Once inside, the museum you have to either take the elevator or walk up a wide coiled ramp which brings you to a floor that is hotter and stuffier than the previous. I took the elevator to the 5th floor and accessed the Rodins on the sixth floor from the curved ramp. It's a very impressive way to see the whole Rodin exhibit from one vantage point, and really from the moment I saw how vast the exhibit was, I was glad I started at the top floor because most of the visitors work their way from the bottom to the top. 

Beautiful architecture leading up to the Rodins

Th exhibit was exquisite, and I think I read almost every single placard and contemplated most of the sculptures. I took a few pictures of some of the most striking ones and sent one of Hands Playing Piano to my son Andrew who is a gifted amateur pianist. 

Hands Playing Piano

Lucky for me, a version of The Thinker is on permanent display here. I had visited a temporary Rodin exhibit at the Chicago Art Institute in 2018, but since it was a work trip it did not feel the same in terms of being in the moment and coexisting with the bronze statues.

Yes, I think you shoud move!


After a couple of hours and trips to the bathroom to sneak a few sips of water from my bootlegged beverage, I felt I should start making my way towards the parade. 



The Martyr, 1885

I made my way down the coiled staircase which forces you to walk through the exhibits between each floor. Well, since my Halloween costume did not include horse blinders I could not resist and so I spent more time at the parade of masterpieces that stood still. 

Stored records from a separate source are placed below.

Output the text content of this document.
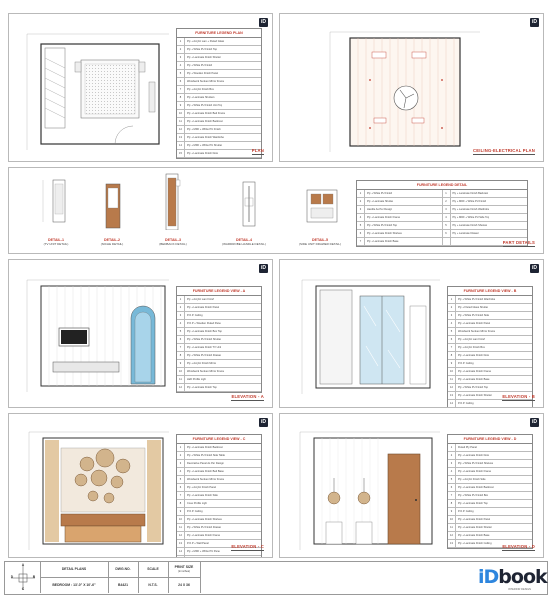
iD
FURNITURE LEGEND PLAN
1	Ply + Acrylic Lam + Fluted Glass
2	Ply + White PU Finish Top
3	Ply + Laminate Finish Shutter
4	Ply + White PU Finish
5	Ply + Wooden Finish Panel
6	Woodwork Sunken Mirror Frame
7	Ply + Acrylic Finish Box
8	Ply + Laminate Shutters
9	Ply + White PU Finish Unit Top
10	Ply + Laminate Finish Bed Frame
11	Ply + Laminate Finish Backrest
12	Ply + MDF + White PU Finish
13	Ply + Laminate Finish Wardrobe
14	Ply + MDF + White PU Shutter
15	Ply + Laminate Finish Door
PLAN
iD
CEILING-ELECTRICAL PLAN
DETAIL-1
(TV UNIT DETAIL)
DETAIL-2
(NICHE DETAIL)
DETAIL-3
(BEDBACK DETAIL)
DETAIL-4
(WARDROBE HANDLE DETAIL)
DETAIL-5
(SIDE UNIT DRAWER DETAIL)
FURNITURE LEGEND DETAIL
1	Ply + White PU Finish
2	Ply + Laminate Shutter
3	Handle As Per Design
4	Ply + Laminate Finish Frame
5	Ply + White PU Finish Top
6	Ply + Laminate Finish Shelves
7	Ply + Laminate Finish Base
1	Ply + Laminate Finish Backrest
2	Ply + MDF + White PU Finish
3	Ply + Laminate Finish Wardrobe
4	Ply + MDF + White PU Side Top
5	Ply + Laminate Finish Shelves
6	Ply + Laminate Drawer
PART DETAILS
iD
FURNITURE LEGEND VIEW - A
1	Ply + Acrylic Lam Finish
2	Ply + Laminate Finish Panel
3	P.O.P. Ceiling
4	P.O.P + Wooden Fluted Panel
5	Ply + Laminate Finish Box Top
6	Ply + White PU Finish Shutter
7	Ply + Laminate Finish TV Unit
8	Ply + White PU Finish Drawer
9	Ply + Acrylic Finish Mirror
10	Woodwork Sunken Mirror Frame
11	LED Profile Light
12	Ply + Laminate Finish Top
ELEVATION - A
iD
FURNITURE LEGEND VIEW - B
1	Ply + White PU Finish Wardrobe
2	Ply + Fluted Glass Shutter
3	Ply + White PU Finish Side
4	Ply + Laminate Finish Panel
5	Woodwork Sunken Mirror Frame
6	Ply + Acrylic Lam Finish
7	Ply + Acrylic Finish Box
8	Ply + Laminate Finish Door
9	P.O.P. Ceiling
10	Ply + Laminate Finish Frame
11	Ply + Laminate Finish Base
12	Ply + White PU Finish Top
13	Ply + Laminate Finish Shutter
14	P.O.P. Ceiling
ELEVATION - B
iD
FURNITURE LEGEND VIEW - C
1	Ply + Laminate Finish Backrest
2	Ply + White PU Finish Side Table
3	Decorative Panel As Per Design
4	Ply + Laminate Finish Bed Base
5	Woodwork Sunken Mirror Frame
6	Ply + Acrylic Finish Panel
7	Ply + Laminate Finish Side
8	Cove Profile Light
9	P.O.P. Ceiling
10	Ply + Laminate Finish Shelves
11	Ply + White PU Finish Drawer
12	Ply + Laminate Finish Frame
13	P.O.P + Wall Panel
14	Ply + MDF + White PU Panel
ELEVATION - C
iD
FURNITURE LEGEND VIEW - D
1	Fluted Ply Panel
2	Ply + Laminate Finish Door
3	Ply + White PU Finish Shelves
4	Ply + Laminate Finish Frame
5	Ply + Acrylic Finish Side
6	Ply + Laminate Finish Backrest
7	Ply + White PU Finish Box
8	Ply + Laminate Finish Top
9	P.O.P. Ceiling
10	Ply + Laminate Finish Panel
11	Ply + Laminate Finish Shutter
12	Ply + Laminate Finish Base
13	Ply + Laminate Finish Ceiling
ELEVATION - D
A
D	B
C
DETAIL PLANS
BEDROOM : 13'-0" X 10'-6"
DWG.NO.
B4421
SCALE
N.T.S.
PRINT SIZE
(in inches)
24 X 36	iDbook
INTERIOR DESIGN
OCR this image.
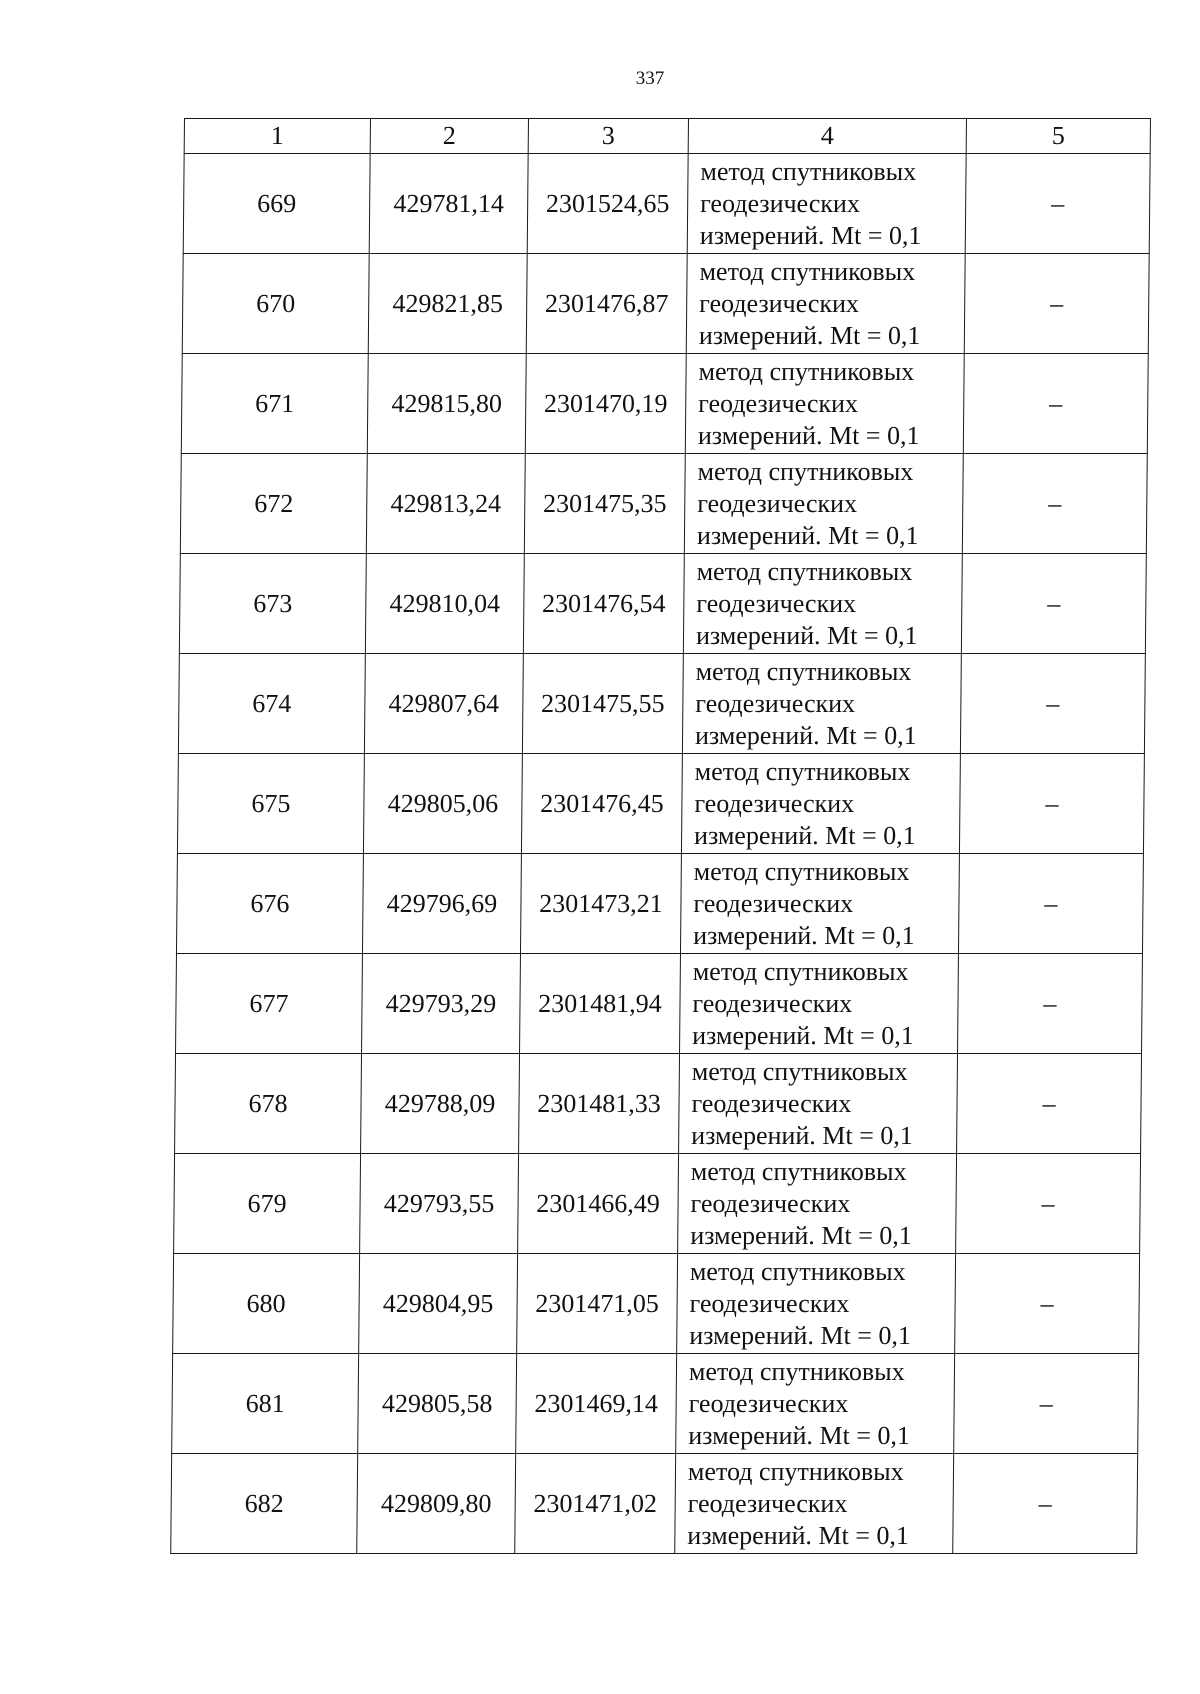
337
1	2	3	4	5
669	429781,14	2301524,65	метод спутниковых
геодезических
измерений. Mt = 0,1	–
670	429821,85	2301476,87	метод спутниковых
геодезических
измерений. Mt = 0,1	–
671	429815,80	2301470,19	метод спутниковых
геодезических
измерений. Mt = 0,1	–
672	429813,24	2301475,35	метод спутниковых
геодезических
измерений. Mt = 0,1	–
673	429810,04	2301476,54	метод спутниковых
геодезических
измерений. Mt = 0,1	–
674	429807,64	2301475,55	метод спутниковых
геодезических
измерений. Mt = 0,1	–
675	429805,06	2301476,45	метод спутниковых
геодезических
измерений. Mt = 0,1	–
676	429796,69	2301473,21	метод спутниковых
геодезических
измерений. Mt = 0,1	–
677	429793,29	2301481,94	метод спутниковых
геодезических
измерений. Mt = 0,1	–
678	429788,09	2301481,33	метод спутниковых
геодезических
измерений. Mt = 0,1	–
679	429793,55	2301466,49	метод спутниковых
геодезических
измерений. Mt = 0,1	–
680	429804,95	2301471,05	метод спутниковых
геодезических
измерений. Mt = 0,1	–
681	429805,58	2301469,14	метод спутниковых
геодезических
измерений. Mt = 0,1	–
682	429809,80	2301471,02	метод спутниковых
геодезических
измерений. Mt = 0,1	–
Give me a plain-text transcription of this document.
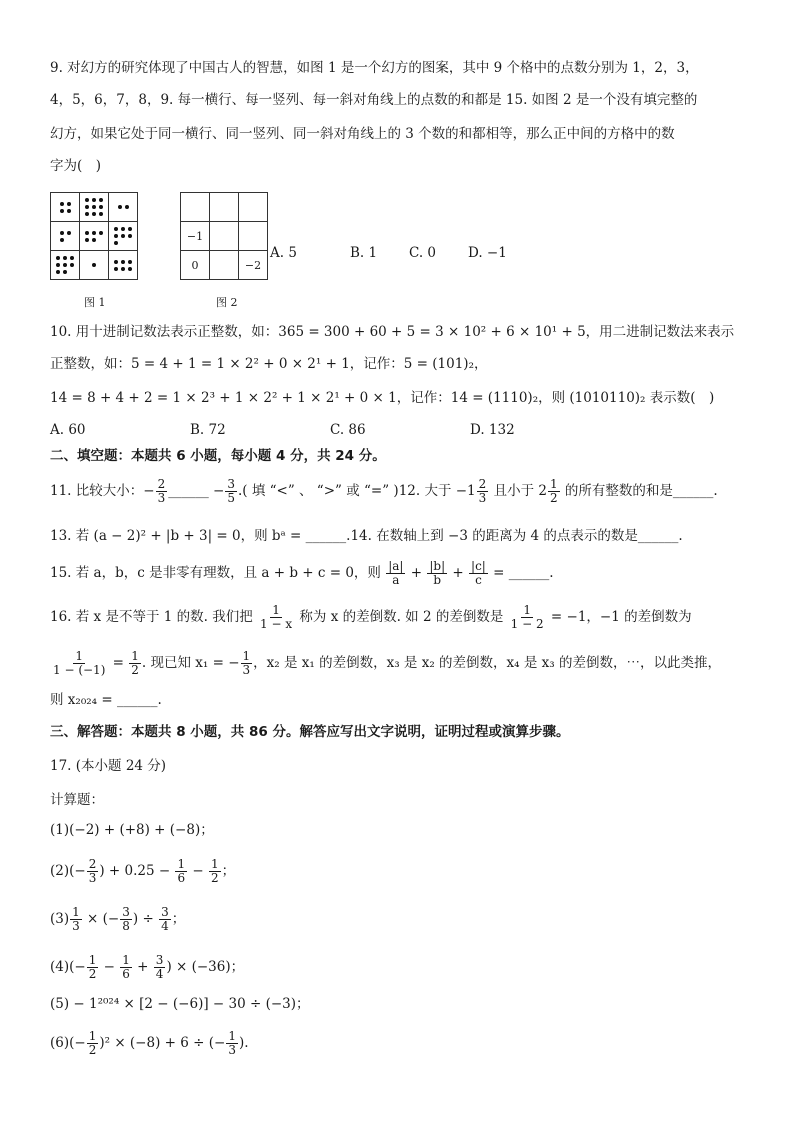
9. 对幻方的研究体现了中国古人的智慧，如图 1 是一个幻方的图案，其中 9 个格中的点数分别为 1，2，3，
4，5，6，7，8，9. 每一横行、每一竖列、每一斜对角线上的点数的和都是 15. 如图 2 是一个没有填完整的
幻方，如果它处于同一横行、同一竖列、同一斜对角线上的 3 个数的和都相等，那么正中间的方格中的数
字为(　)

图 1

−1		
0		−2
图 2
A. 5	B. 1 C. 0 D. −1
10. 用十进制记数法表示正整数，如：365 = 300 + 60 + 5 = 3 × 10² + 6 × 10¹ + 5，用二进制记数法来表示
正整数，如：5 = 4 + 1 = 1 × 2² + 0 × 2¹ + 1，记作：5 = (101)₂，
14 = 8 + 4 + 2 = 1 × 2³ + 1 × 2² + 1 × 2¹ + 0 × 1，记作：14 = (1110)₂，则 (1010110)₂ 表示数(　)
A. 60	B. 72	C. 86	D. 132
二、填空题：本题共 6 小题，每小题 4 分，共 24 分。
11. 比较大小：− $\frac{2}{3}$ ______ − $\frac{3}{5}$ .( 填 “<” 、 “>” 或 “=” )12. 大于 $-1 \frac{2}{3}$ 且小于 $2 \frac{1}{2}$ 的所有整数的和是______.
13. 若 (a − 2)² + |b + 3| = 0，则 bᵃ = ______.14. 在数轴上到 −3 的距离为 4 的点表示的数是______.
15. 若 a，b，c 是非零有理数，且 a + b + c = 0，则 $\frac{|a|}{a} + \frac{|b|}{b} + \frac{|c|}{c}$ = ______.
16. 若 x 是不等于 1 的数. 我们把 $\frac{1}{1 - x}$ 称为 x 的差倒数. 如 2 的差倒数是 $\frac{1}{1 - 2} = -1$，−1 的差倒数为
$\frac{1}{1 - (-1)} = \frac{1}{2}$ . 现已知 x₁ = − $\frac{1}{3}$ ，x₂ 是 x₁ 的差倒数，x₃ 是 x₂ 的差倒数，x₄ 是 x₃ 的差倒数，⋯，以此类推，
则 x₂₀₂₄ = ______.
三、解答题：本题共 8 小题，共 86 分。解答应写出文字说明，证明过程或演算步骤。
17. (本小题 24 分)
计算题：
(1)(−2) + (+8) + (−8)；
$(2)(- \frac{2}{3}$ ) + $0.25 - \frac{1}{6} - \frac{1}{2}$ ；
$(3) \frac{1}{3}$ × (− $\frac{3}{8}$ ) ÷ $\frac{3}{4}$ ；
$(4)(- \frac{1}{2} - \frac{1}{6} + \frac{3}{4}$ ) × (−36)；
(5) − 1²⁰²⁴ × [2 − (−6)] − 30 ÷ (−3)；
$(6)(- \frac{1}{2} )^2 \times (-8) + 6$ ÷ (− $\frac{1}{3}$ ).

One of my favourites this visit was the Apparition of the Virgen de Guadalupe to  Juan Diegorepresenting Mexican religious iconography. It depicts the traditional scene of the miracle on Tepeyec hill.

Juan and Lupe


 I also enjoyed the Mexico Lindo mid 20th century Mexian pop art exhibit. Between 1930 and 1970 the Galas de Mexico created calendars and advertising cards that became embedded in the collective subconscious of many Mexicans. In mid 20th century Mexico it was common for a calendar to be given away with purchases, and the images featuerd idealized images of the traditions, history, tourist attractions or characters.
 

By the time I left the museum, the parade was clearly over, as many people were walking against the direction I was headed in a desperate attempt to catch the end. I got nervous when I saw the large number of people heading towards me, so I u-turned and found a quiet taqueria which had a table for one on its patio. I think the waiter felt sorry for my as I ate my tacos in my halloween costume because he sent over the most delicious rib eye taco on the house, and kept checking on me, making sure he addressed me as "my princess, my sweetie" etc. I definitly got the benefit of this trick-or-treat!